Attendance at the track was announced at 42,249 on Friday and 70,423 on Saturday.
After the races on Thursday, Friday and Saturday we checked out small, independent Louisville brewers. We visited Akasha, Holsopple, Gravely and Mile Wide. None of the four knocked our socks off.
Carsoni got us into the races with tickets he received via his participation in the big handicapping contest and we parked for free both days on Fifth Street just south of Winkler. Our lodging was cheap considering the strong demand for a small selection of hotels. We snared a room at a conveniently located Red Roof Inn for 80 bucks a night with a reservation made a year in advance.
Our breakfasts on both Saturday and Sunday mornings in Louisville were fantastic largely due to our server Mary who was working with a smile at Waffle House (franchise #179) near our hotel.
I flew back to New York on Monday from Nashville via Chicago.
Today, I voted.
I understand much of the country views today’s vote as a referendum on the President. That isn’t the case, here. All the contested races on my ballot will be won by Democrats by huge margins.
For me, the significant elections of this cycle were staged back in June and September when we conducted separate party primary contests. It was at those two votes that we could decide if we wanted a true-blue Democrat who sits squarely on the left – or a bought-off, play-it-safe Democrat who wants to obsess about Trump. We got some of both.
Whatever the case, all this talk about using today to let off steam about the Trump agenda has prompted some people to get off their hands – and I guess that’s good. But those same people should have participated in the primary (when it mattered). They of course also need to get excited about the real referendum on Trump which comes two years from now.
NYC had three city charter revisions on the ballot today, too. None were pushed – or discussed much – until it was almost election day. The charter issues made it a two-page ballot which is unusual. And today, given the 100-percent humidity in the air – it wreaked havoc with the ballot reading machines.
In NYC, we fill circles with a black pen and then personally insert the ballot into the reader machine. All over the city there were reports today of the ballot readers malfunctioning. As I saw it in my polling place, the ballots were not going in crisply because the paper was kind of droopy. There’s a long history here of botched performance by election day planners but I must say that I buy the excuse on the humidity.
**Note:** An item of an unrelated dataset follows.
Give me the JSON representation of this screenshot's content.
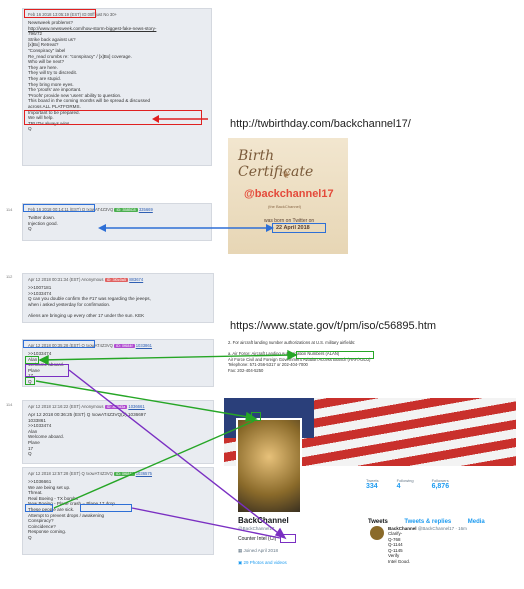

City council speaker Corey Johnson has called on NYC Board of Elections Executive Director Michael Ryan to resign and Twitter is lit up with people complaining about long lines and distrust over handling of ballots that don’t feed the machine. The obvious easy response to all this is early voting which less progressive states have instituted without a problem.
You are gonna have glitches with any big mission staffed by low-paid, twice-a-year temps sitting in a makeshift setting with equipment that gets dusted off a night or two before.
Yes, both suppression – and failure to quickly impose backup responses to election day miscues are critical concerns when it comes to such a precious individual right. Those are different and important discussions.
But the incessant whining and conspiracy stuff you inevitably get about glitches or waiting in line on big election days – before the polls even close – acts as a form of suppression too.